Let's calculate the real and imaginary components of the eigensignal for this author with Maple, by considering an approximation with the periodic part of C(x) repeating 4 times:
> L:=[1,13,10,4,17,3,17,3,17,3,17,3];
> S:=proc(L,n)
> local i;
> add(Dirac(xi-C(L,i)),i=1..nops(L));
> end:
> AS:=t->Int(S(L,xi)*exp(2*Pi*I*t*xi),xi=-infinity..infinity);
> with(plots):
> rexpr:=t->evalf(Re(AS(t)));
> imexpr:=t->evalf(Im(AS(t)));
> plot(rexp(t)r,t=0..10*T);
> plot(imexpr(t),t=0..10*T);
The two signals can now be approximated via the Fourier Series. For the real Eigensignal the Fourier Coefficients are given as:
>a0:=2/T*Int(rexpr(t),t=0..T):
>a:=n->2/T*Int(rexpr(t)*cos(2*Pi*n*t/T),t=-T/2..T/2):
>b:=n->2/T*Int(rexpr(t)*sin(2*Pi*n*t/T),t=-T/2..T/2): #evaluates to 0
These evaluate to functions of the convergents of C(x)[13].

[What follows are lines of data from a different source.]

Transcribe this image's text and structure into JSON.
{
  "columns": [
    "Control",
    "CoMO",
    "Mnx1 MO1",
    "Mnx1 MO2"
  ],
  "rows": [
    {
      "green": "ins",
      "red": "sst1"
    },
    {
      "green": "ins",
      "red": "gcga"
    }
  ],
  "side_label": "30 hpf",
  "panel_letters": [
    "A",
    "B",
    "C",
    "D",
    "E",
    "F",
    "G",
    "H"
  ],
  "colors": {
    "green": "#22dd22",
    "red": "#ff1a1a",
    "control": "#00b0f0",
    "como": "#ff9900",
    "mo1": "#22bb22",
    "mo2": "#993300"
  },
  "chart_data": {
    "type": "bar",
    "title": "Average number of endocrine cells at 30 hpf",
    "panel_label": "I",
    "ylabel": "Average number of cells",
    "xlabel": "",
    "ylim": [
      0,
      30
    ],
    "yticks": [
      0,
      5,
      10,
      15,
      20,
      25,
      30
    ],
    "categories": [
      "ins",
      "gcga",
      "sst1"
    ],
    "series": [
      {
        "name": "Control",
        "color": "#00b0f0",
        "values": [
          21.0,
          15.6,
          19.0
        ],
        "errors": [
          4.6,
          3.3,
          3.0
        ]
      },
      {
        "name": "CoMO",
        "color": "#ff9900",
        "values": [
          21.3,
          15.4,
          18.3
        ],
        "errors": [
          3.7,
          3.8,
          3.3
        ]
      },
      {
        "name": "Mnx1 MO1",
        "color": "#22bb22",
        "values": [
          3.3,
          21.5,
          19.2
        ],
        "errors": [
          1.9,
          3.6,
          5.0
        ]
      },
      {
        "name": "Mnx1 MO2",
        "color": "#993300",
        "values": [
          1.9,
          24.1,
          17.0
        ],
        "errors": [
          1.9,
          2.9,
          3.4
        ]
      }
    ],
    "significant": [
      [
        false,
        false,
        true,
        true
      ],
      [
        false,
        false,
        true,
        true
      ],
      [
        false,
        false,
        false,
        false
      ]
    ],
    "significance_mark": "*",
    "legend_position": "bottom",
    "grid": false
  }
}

If C(x) is a quadratic irrational, the author's Google Scholar Eigensignal will be "almost" periodic, with a minimal period T=1/Cn(x) which is with Maple:
> T:=1/C(L,nops(L));#find minimal period! (which we used in calculations above)

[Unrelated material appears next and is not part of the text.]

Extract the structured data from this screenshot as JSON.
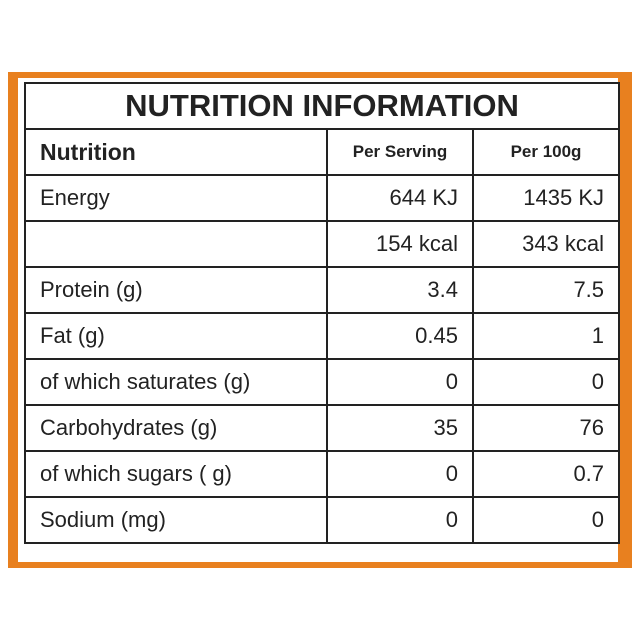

Now we can construct a Fourier Series approximation for the real Eigensignal with Maple:
> F:=(m,t)->a0/2+add(a(n)*cos(2*n*Pi*t/T)+b(n)*sin(2*n*Pi*t/T),n=1..m):
The two plots:
> p1:=plot(rexpr(t),t=0..T,color=red):
> p2:=plot(F(12,t),t=0..T,color=green):
> display(p1,p2);
The harmonics of the author's real Eigensignal will then be an and the amplitude of the harmonics will be given as cn=|an|. The author's Harmonic Spectrum with up to 10 harmonics is shown below.
> eps:=1e-1;
>
PS:=[[[eps,0],[eps,evalf(abs(a0))]],seq([[eps+n,0],[eps+n,evalf(abs(sqrt(a(n)^2+b(n)^2)))]],n=1..10)]:
> plot(PS,n=0..10);
The 0-th harmonic a0 (dc-term) is the red line (almost supressed). The amplitude of the dominant harmonic (green), which corresponds to the dominant spectral line shown on the author's Eigenspectrum on the table above, is |a1|~11.95 and the author's Eigensignal broadcasts at a frequency f=1/T=C(x)~1.082 Hz.
We now have a Fourier Series approximation. Let's recover the Google Eigenspectrum from it.

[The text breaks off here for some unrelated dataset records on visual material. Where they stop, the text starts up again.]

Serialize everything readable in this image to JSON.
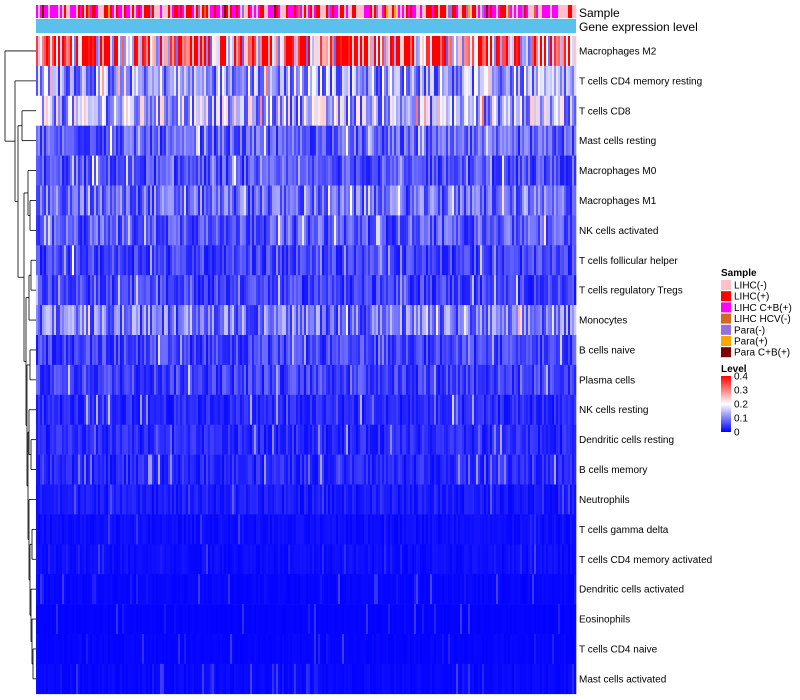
{
  "chart_data": {
    "type": "heatmap",
    "annotation_rows": [
      "Sample",
      "Gene expression level"
    ],
    "rows": [
      {
        "name": "Macrophages M2",
        "mean": 0.3
      },
      {
        "name": "T cells CD4 memory resting",
        "mean": 0.12
      },
      {
        "name": "T cells CD8",
        "mean": 0.14
      },
      {
        "name": "Mast cells resting",
        "mean": 0.07
      },
      {
        "name": "Macrophages M0",
        "mean": 0.06
      },
      {
        "name": "Macrophages M1",
        "mean": 0.08
      },
      {
        "name": "NK cells activated",
        "mean": 0.07
      },
      {
        "name": "T cells follicular helper",
        "mean": 0.05
      },
      {
        "name": "T cells regulatory  Tregs",
        "mean": 0.05
      },
      {
        "name": "Monocytes",
        "mean": 0.09
      },
      {
        "name": "B cells naive",
        "mean": 0.05
      },
      {
        "name": "Plasma cells",
        "mean": 0.05
      },
      {
        "name": "NK cells resting",
        "mean": 0.03
      },
      {
        "name": "Dendritic cells resting",
        "mean": 0.03
      },
      {
        "name": "B cells memory",
        "mean": 0.03
      },
      {
        "name": "Neutrophils",
        "mean": 0.02
      },
      {
        "name": "T cells gamma delta",
        "mean": 0.01
      },
      {
        "name": "T cells CD4 memory activated",
        "mean": 0.01
      },
      {
        "name": "Dendritic cells activated",
        "mean": 0.005
      },
      {
        "name": "Eosinophils",
        "mean": 0.003
      },
      {
        "name": "T cells CD4 naive",
        "mean": 0.004
      },
      {
        "name": "Mast cells activated",
        "mean": 0.006
      }
    ],
    "legend_sample": {
      "title": "Sample",
      "items": [
        {
          "label": "LIHC(-)",
          "color": "#FFC0CB"
        },
        {
          "label": "LIHC(+)",
          "color": "#FF0000"
        },
        {
          "label": "LIHC C+B(+)",
          "color": "#FF00FF"
        },
        {
          "label": "LIHC HCV(-)",
          "color": "#D2691E"
        },
        {
          "label": "Para(-)",
          "color": "#9370DB"
        },
        {
          "label": "Para(+)",
          "color": "#FFA500"
        },
        {
          "label": "Para C+B(+)",
          "color": "#800000"
        }
      ]
    },
    "legend_level": {
      "title": "Level",
      "ticks": [
        "0.4",
        "0.3",
        "0.2",
        "0.1",
        "0"
      ],
      "range": [
        0,
        0.4
      ],
      "colors": [
        "#0000FF",
        "#FFFFFF",
        "#FF0000"
      ]
    },
    "gene_expression_color": "#5BC0EB"
  }
}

> SSS:=xi->evalc(Re(int(F(12,t)*exp(-2*Pi*t*xi*I),t=-10..10))):
> plot(SSS(xi),xi=1..2);
The above is an approximation of the Google Scholar Eigenspectrum for this author. The function jumps very hight exactly at the convergents Cn(x) and in particular at C2(x):
> evalf(SSS(C(L,2)));
119.3746313
We therefore have verified the commutativity in the following diagram:
The publication Eigensignal's minimal period is roughly the time between two adjacent publications. For this author:
> evalf(T*365/30)
11.23774294 (months)[15]
Accordingly, one can now define a x author's blue-shift relative to another author y, via the Google Scholar Metric, as d(x,y)=|C(x)-C(y)|. For example:
>
LG:=[1,13,10,4,17,3,17,3,17,3,17,3,17,3,17,3,17,3,17,3,17,3,17,3,17,3,17];#author
> LP:=[1,22,291,169,56,52,119,159,256,159,256,159,256,159];#author's advisor
> BS:=evalf(abs(L2C(LG)-L2C(LP)));
BS:=0.03090244910
The author's advisor is blue-shifted 0.03090244910 more than the author. x more blue-shifted than y means x has worked harder than y. Notice how high are the blue-shifts of the big guns in Mathematics.
Alternatively one may define an author's red-shift relative to unity. For example:
> RSG:=evalf(L2C(LG)-1);
> RSP:=evalf(L2C(LP)-1);
0.7634989575e-1
0.04544744665
The author's advisor is 0.04544744665 and the author is 0.07634989575 red-shifted away from unity. Smaller red-shifts mean more work.